November 20 , 2001

ACLU Challenges Face Scanning at California Airport

Elinor Mills Abreu

SAN FRANCISCO (Reuters) -- As airports around the country scramble to install new security measures after the Sept. 11 attacks, a leading civil rights group is warning that passengers are now in danger of machines mistaking them for terrorists.

The American Civil Liberties Union on Tuesday asked an airport in northern California pioneering the use of facial recognition technology to stop scanning passenger faces in a hunt for possible terrorists.

Fresno's Yosemite Airport is conducting a trial run of technology comparing facial features with those in a database of photographs supplied by the FBI and Department of Justice web sites.

Airport spokeswoman Patti Miller said ``The system seems to be working exceedingly well'' and will continue to be used. She added that there have only been two false positive results since the system was installed Oct. 26.

``It has not identified any major terrorists, which is not surprising since we're not LAX (Los Angeles International Airport) or Miami,'' Miller added.

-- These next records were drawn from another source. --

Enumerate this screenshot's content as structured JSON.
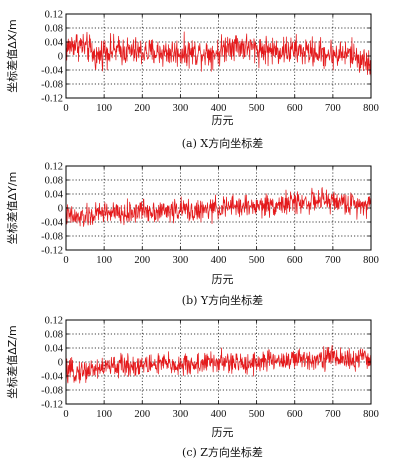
{
  "chart_data": [
    {
      "type": "line",
      "caption": "(a) X方向坐标差",
      "xlabel": "历元",
      "ylabel": "坐标差值ΔX/m",
      "xlim": [
        0,
        800
      ],
      "ylim": [
        -0.12,
        0.12
      ],
      "xticks": [
        "0",
        "100",
        "200",
        "300",
        "400",
        "500",
        "600",
        "700",
        "800"
      ],
      "yticks": [
        "0.12",
        "0.08",
        "0.04",
        "0",
        "-0.04",
        "-0.08",
        "-0.12"
      ],
      "grid": "dotted",
      "series": [
        {
          "color": "#e41a1c",
          "noise_amplitude": 0.045,
          "points": [
            [
              0,
              0.02
            ],
            [
              20,
              0.035
            ],
            [
              40,
              0.03
            ],
            [
              60,
              0.02
            ],
            [
              80,
              -0.005
            ],
            [
              100,
              0.015
            ],
            [
              150,
              0.015
            ],
            [
              200,
              0.01
            ],
            [
              250,
              0.01
            ],
            [
              300,
              0.01
            ],
            [
              350,
              0.01
            ],
            [
              400,
              0.01
            ],
            [
              430,
              0.035
            ],
            [
              450,
              0.03
            ],
            [
              500,
              0.02
            ],
            [
              550,
              0.015
            ],
            [
              600,
              0.015
            ],
            [
              650,
              0.01
            ],
            [
              700,
              0.005
            ],
            [
              750,
              0.005
            ],
            [
              790,
              -0.02
            ],
            [
              800,
              -0.03
            ]
          ]
        }
      ]
    },
    {
      "type": "line",
      "caption": "(b) Y方向坐标差",
      "xlabel": "历元",
      "ylabel": "坐标差值ΔY/m",
      "xlim": [
        0,
        800
      ],
      "ylim": [
        -0.12,
        0.12
      ],
      "xticks": [
        "0",
        "100",
        "200",
        "300",
        "400",
        "500",
        "600",
        "700",
        "800"
      ],
      "yticks": [
        "0.12",
        "0.08",
        "0.04",
        "0",
        "-0.04",
        "-0.08",
        "-0.12"
      ],
      "grid": "dotted",
      "series": [
        {
          "color": "#e41a1c",
          "noise_amplitude": 0.035,
          "points": [
            [
              0,
              -0.02
            ],
            [
              30,
              -0.03
            ],
            [
              60,
              -0.025
            ],
            [
              100,
              -0.01
            ],
            [
              150,
              -0.02
            ],
            [
              200,
              -0.005
            ],
            [
              250,
              -0.01
            ],
            [
              300,
              -0.005
            ],
            [
              350,
              -0.01
            ],
            [
              400,
              0.0
            ],
            [
              450,
              0.005
            ],
            [
              500,
              0.005
            ],
            [
              550,
              0.01
            ],
            [
              600,
              0.015
            ],
            [
              650,
              0.02
            ],
            [
              700,
              0.02
            ],
            [
              750,
              0.01
            ],
            [
              800,
              0.015
            ]
          ]
        }
      ]
    },
    {
      "type": "line",
      "caption": "(c) Z方向坐标差",
      "xlabel": "历元",
      "ylabel": "坐标差值ΔZ/m",
      "xlim": [
        0,
        800
      ],
      "ylim": [
        -0.12,
        0.12
      ],
      "xticks": [
        "0",
        "100",
        "200",
        "300",
        "400",
        "500",
        "600",
        "700",
        "800"
      ],
      "yticks": [
        "0.12",
        "0.08",
        "0.04",
        "0",
        "-0.04",
        "-0.08",
        "-0.12"
      ],
      "grid": "dotted",
      "series": [
        {
          "color": "#e41a1c",
          "noise_amplitude": 0.035,
          "points": [
            [
              0,
              -0.03
            ],
            [
              50,
              -0.025
            ],
            [
              100,
              -0.015
            ],
            [
              150,
              -0.01
            ],
            [
              200,
              -0.01
            ],
            [
              250,
              -0.005
            ],
            [
              300,
              -0.01
            ],
            [
              350,
              -0.005
            ],
            [
              400,
              0.0
            ],
            [
              450,
              -0.005
            ],
            [
              500,
              0.0
            ],
            [
              550,
              0.005
            ],
            [
              600,
              0.005
            ],
            [
              650,
              0.01
            ],
            [
              700,
              0.015
            ],
            [
              750,
              0.005
            ],
            [
              800,
              0.01
            ]
          ]
        }
      ]
    }
  ]
}
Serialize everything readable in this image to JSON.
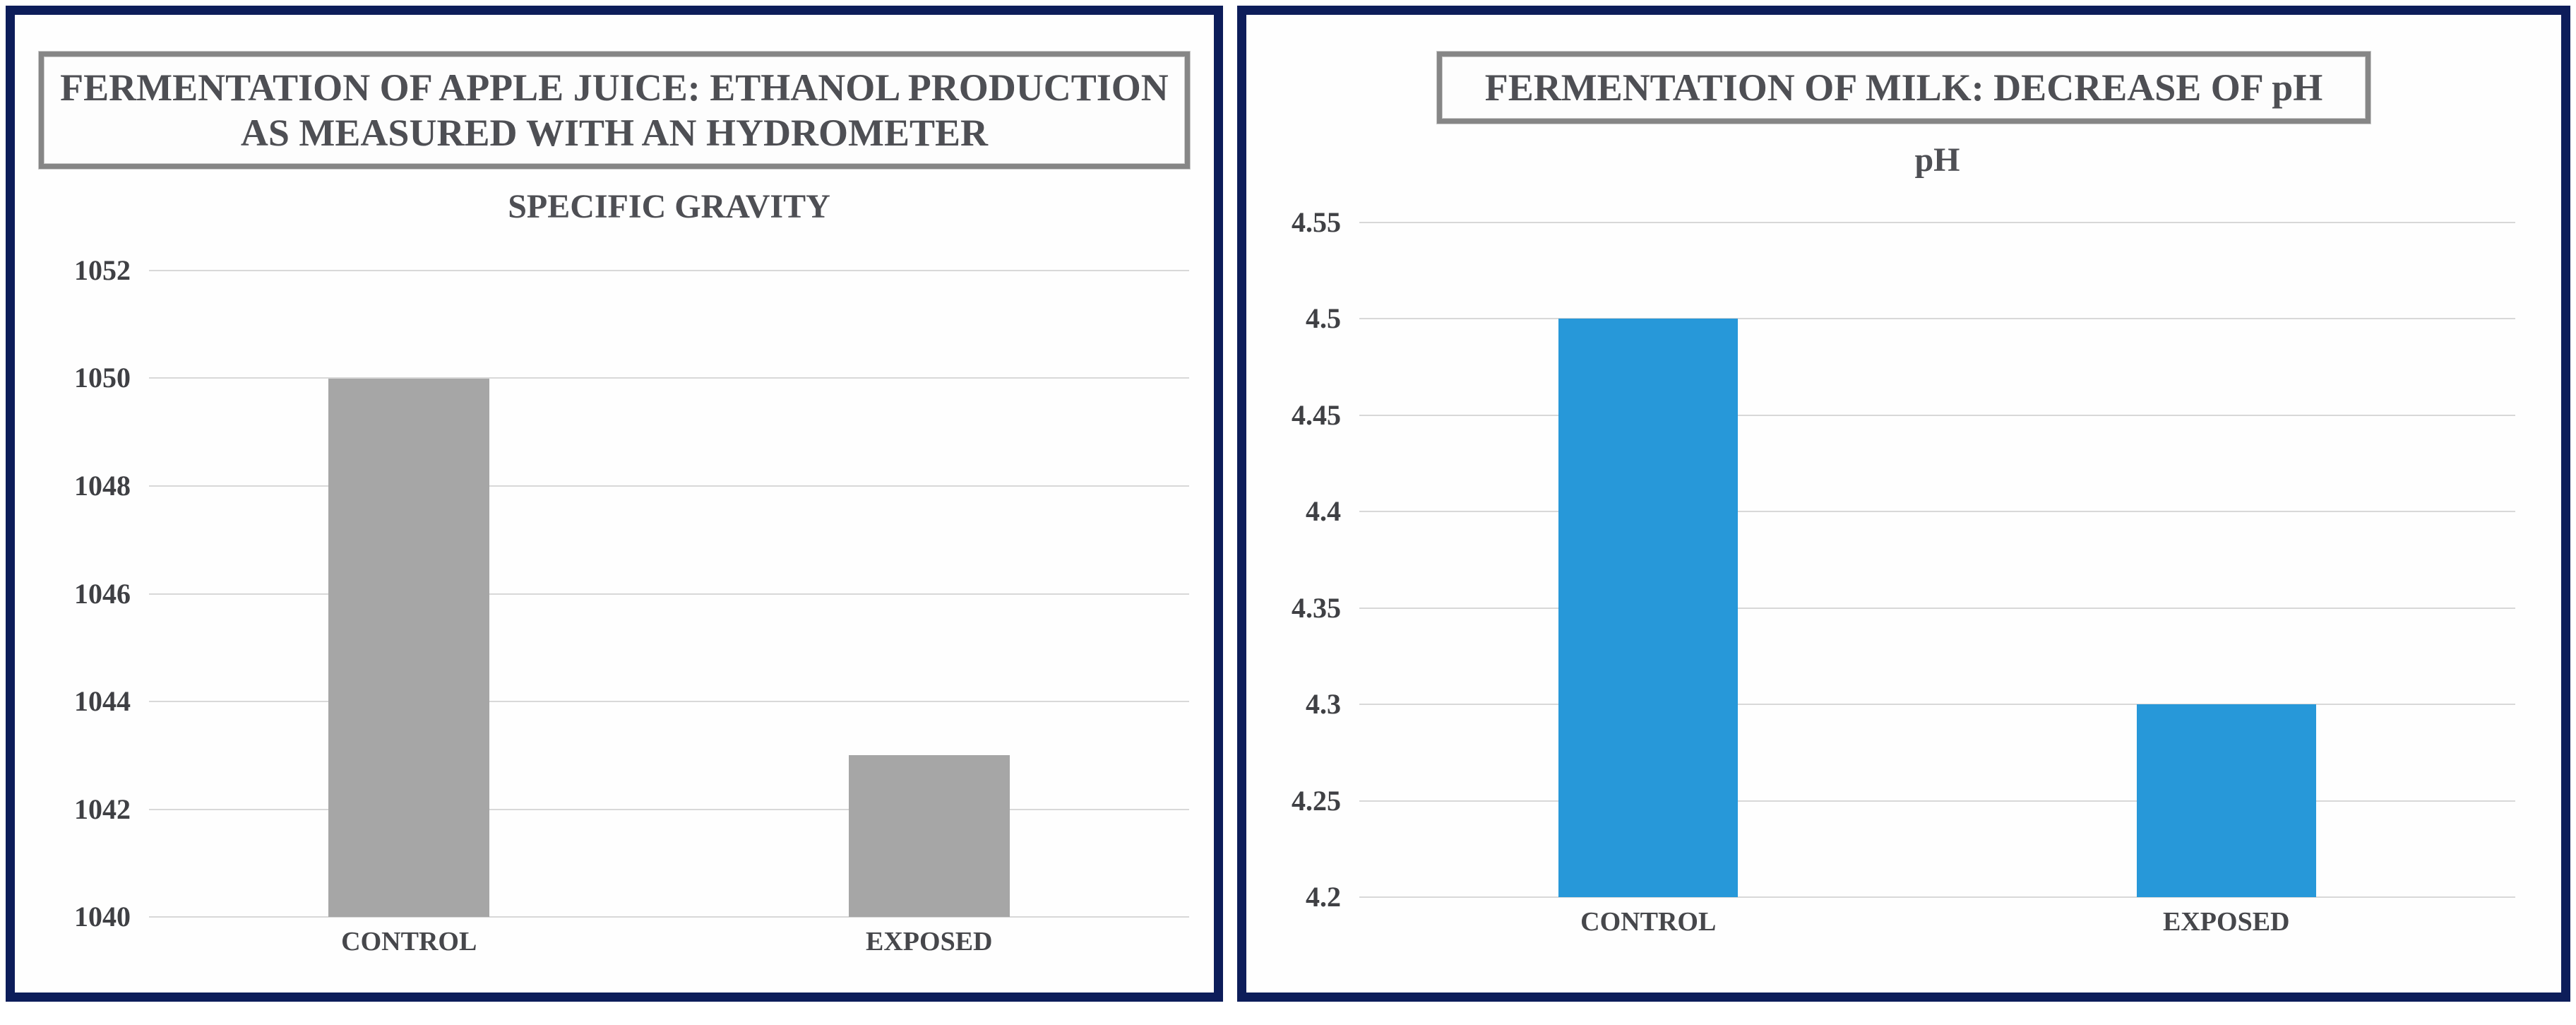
{
  "colors": {
    "panel_border": "#0d1d5a",
    "title_box_border": "#868686",
    "gridline": "#d8d8d8",
    "title_text": "#4e4f54",
    "tick_text": "#3f4044",
    "bar_gray": "#a6a6a6",
    "bar_blue": "#2798d9"
  },
  "chart_data": [
    {
      "type": "bar",
      "title": "FERMENTATION OF APPLE JUICE: ETHANOL PRODUCTION AS MEASURED WITH AN HYDROMETER",
      "title_lines": [
        "FERMENTATION OF APPLE JUICE: ETHANOL PRODUCTION",
        "AS MEASURED WITH AN HYDROMETER"
      ],
      "axis_title": "SPECIFIC GRAVITY",
      "categories": [
        "CONTROL",
        "EXPOSED"
      ],
      "values": [
        1050,
        1043
      ],
      "ylim": [
        1040,
        1052
      ],
      "ytick_step": 2,
      "ytick_labels": [
        "1052",
        "1050",
        "1048",
        "1046",
        "1044",
        "1042",
        "1040"
      ],
      "bar_color": "#a6a6a6",
      "bar_color_name": "gray",
      "grid": "horizontal",
      "legend": "none"
    },
    {
      "type": "bar",
      "title": "FERMENTATION OF MILK: DECREASE OF pH",
      "title_lines": [
        "FERMENTATION OF MILK: DECREASE OF pH"
      ],
      "axis_title": "pH",
      "categories": [
        "CONTROL",
        "EXPOSED"
      ],
      "values": [
        4.5,
        4.3
      ],
      "ylim": [
        4.2,
        4.55
      ],
      "ytick_step": 0.05,
      "ytick_labels": [
        "4.55",
        "4.5",
        "4.45",
        "4.4",
        "4.35",
        "4.3",
        "4.25",
        "4.2"
      ],
      "bar_color": "#2798d9",
      "bar_color_name": "blue",
      "grid": "horizontal",
      "legend": "none"
    }
  ]
}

The ACLU complains that such use of the technology won't catch criminals and will only inconvenience innocent people and give airport security personnel a false sense of security.

``It will result in bad guys getting a free pass onto the airplane and a lot of good people getting hassled,'' said Barry Steinhardt, ACLU national associate director.

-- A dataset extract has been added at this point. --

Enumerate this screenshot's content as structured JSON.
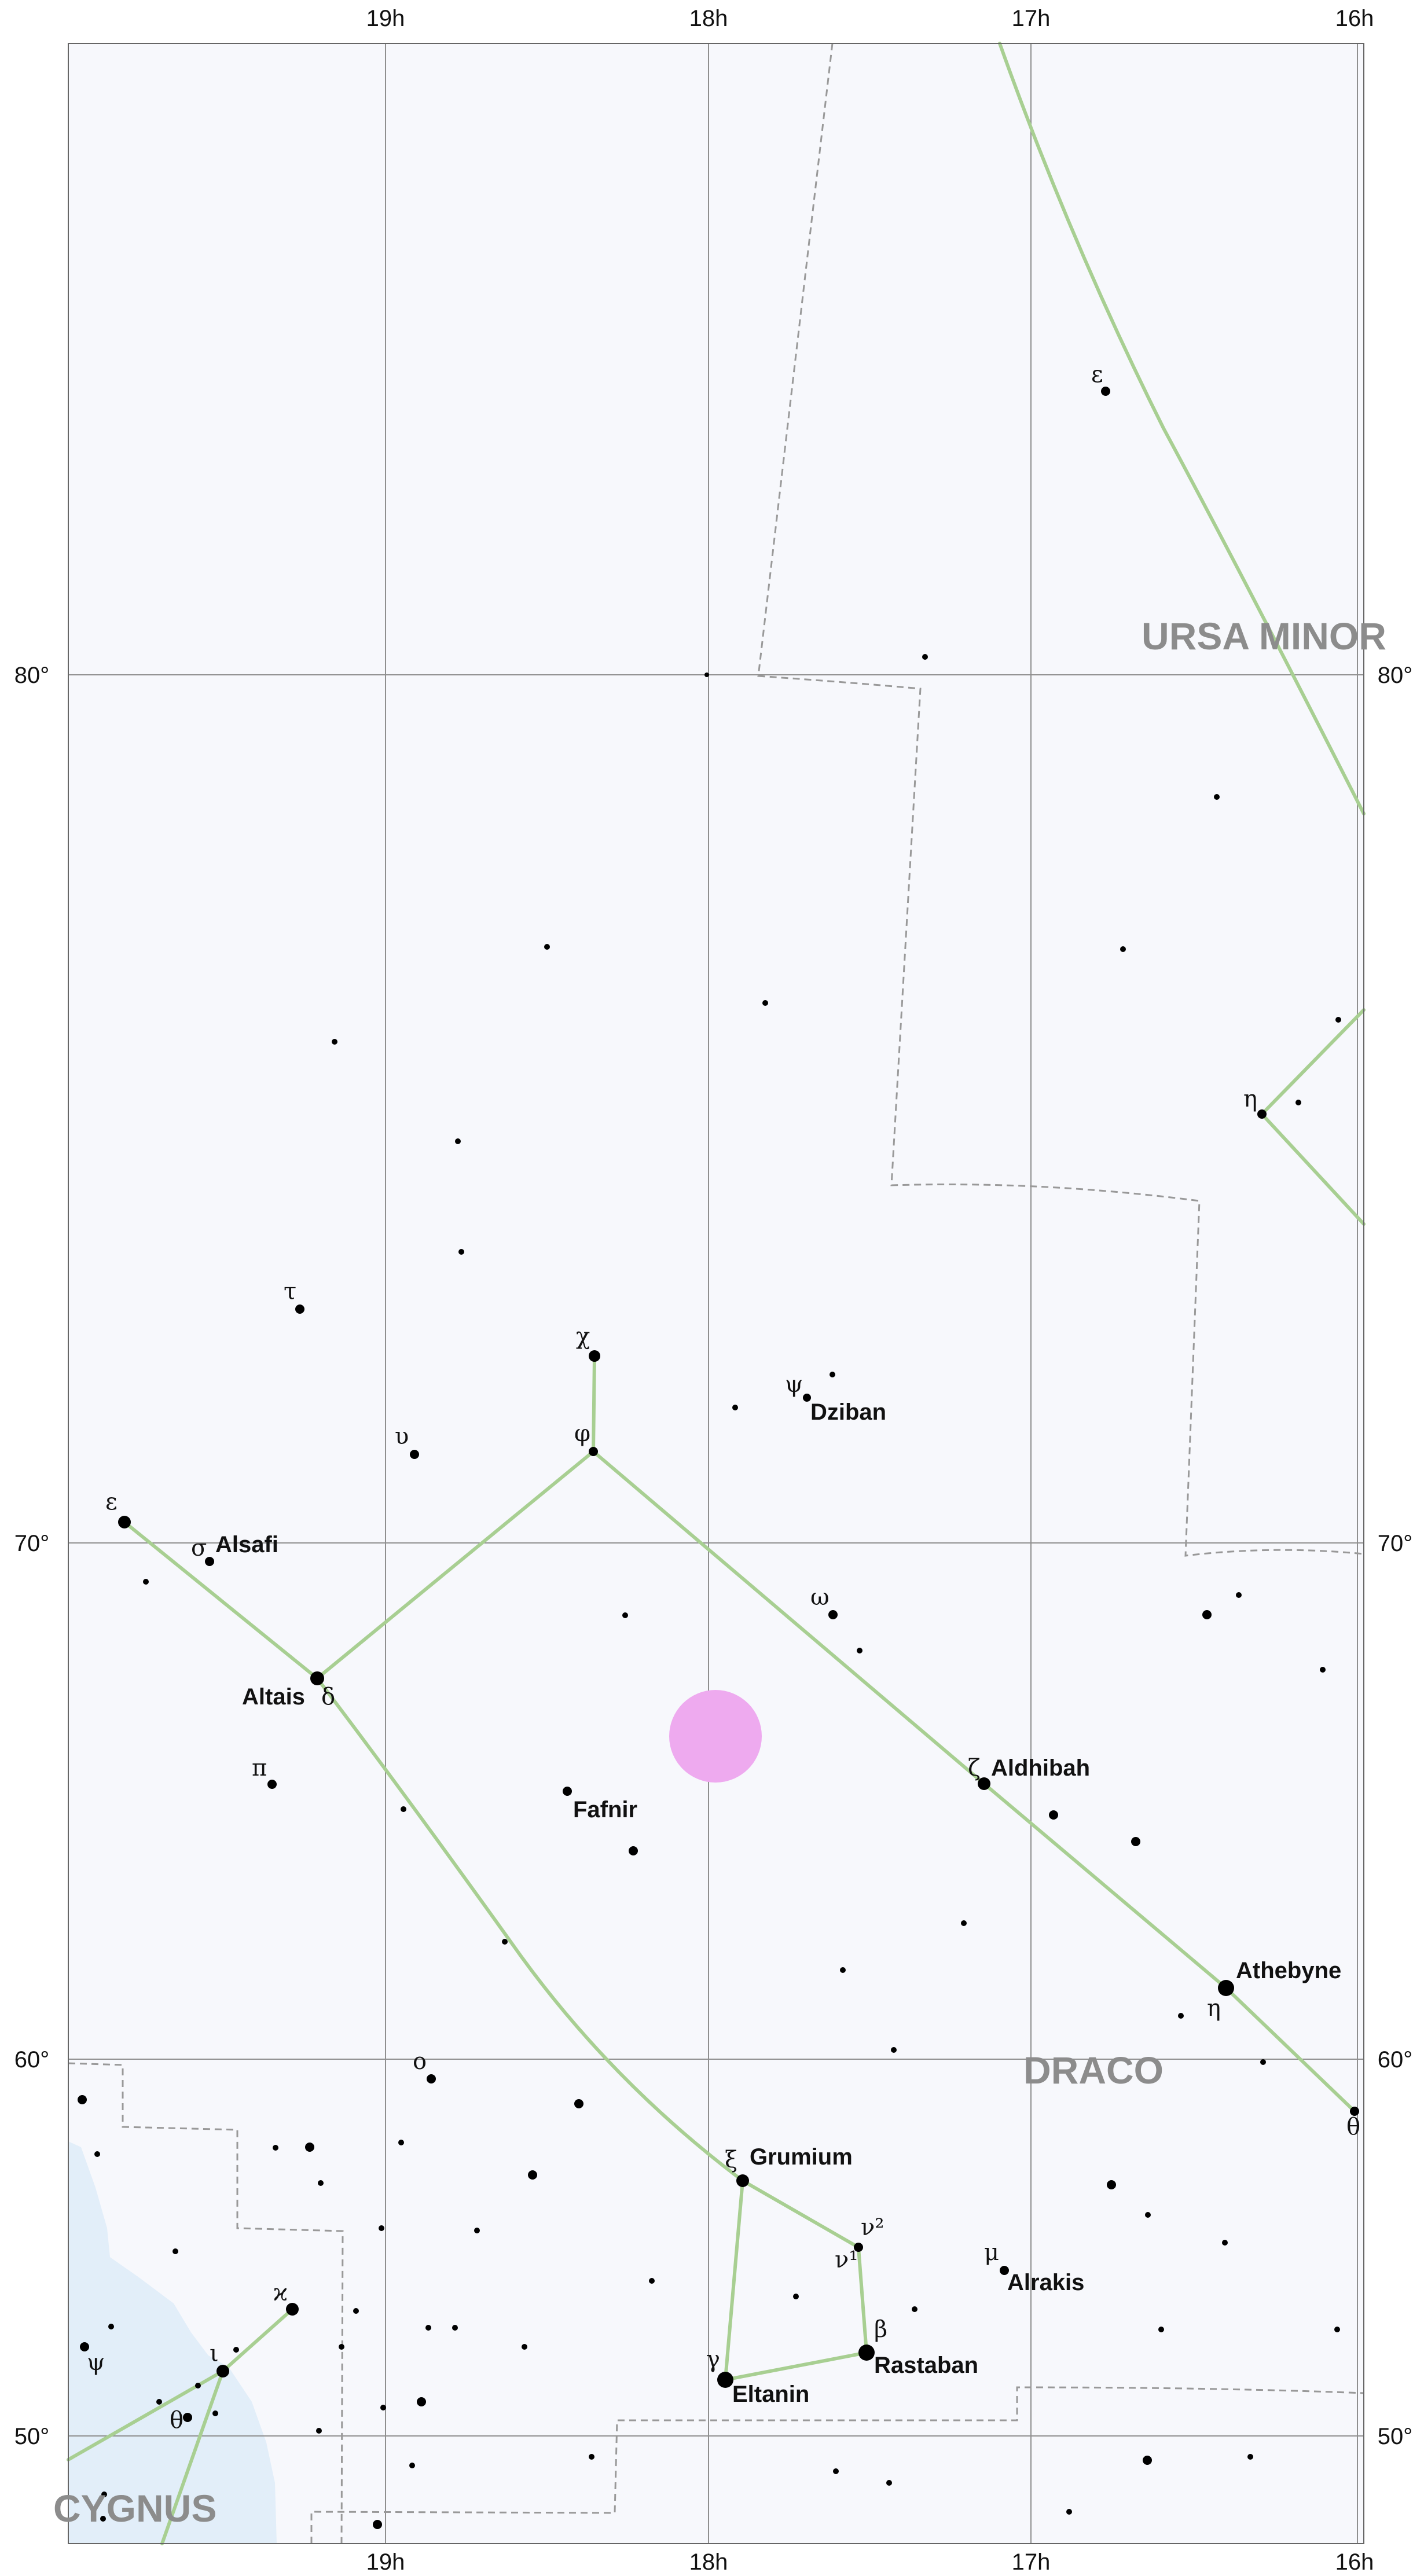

He added, ``There is no photographic database of terrorists but even if there were, the technology is no more than ... a coin toss. They're getting the illusion of security and security personnel are letting their guard down. The real scandal here is when a terrorist gets on the plane airport, officials will get fired and the (technology) company's stock price will go down.''

The ACLU is also asking airports in Boston, Massachusetts; Providence, Rhode Island; and Oakland, California to stop using facial recognition technology, Steinhardt said, adding, ``We're not at the lawsuit stage yet.''


Experts say facial recognition technology is best used for applications such as verifying employee access to buildings where the identity of an individual is confirmed, rather than trying to match up a random face from a database of hundreds or thousands of images.

Facial recognition technology isn't as accurate as other types of biometrics because people can easily change their appearance with beards, sunglasses, weight gain or loss and by natural aging, Steinhardt said.

However, Miller said the airport welcomes any technology that can offer additional security, even if it's not perfect. ``It does not delay passengers or inhibit traffic whatsoever and yet it is an added level of security,'' she said.

The technology is provided by Pelco Inc., which is located across the street from the airport. Pelco asked the airport if it could test the system, Miller said.

About 2,000 passengers a day pass through the airport's gates, not including crew and airport workers, she said.

Facial recognition technology first created a controversy when it was revealed that law enforcement officials used it during last year's Super Bowl game in Tampa, Florida. Since the hijacking attacks of Sept. 11, more government officials and companies have been looking at the technology.

Facial scanning technology is used in Iceland's Keflavik airport, among other airports. Meanwhile, airports in London, Canada and the United States use iris and hand scanning technologies, mostly to control employee access to building areas.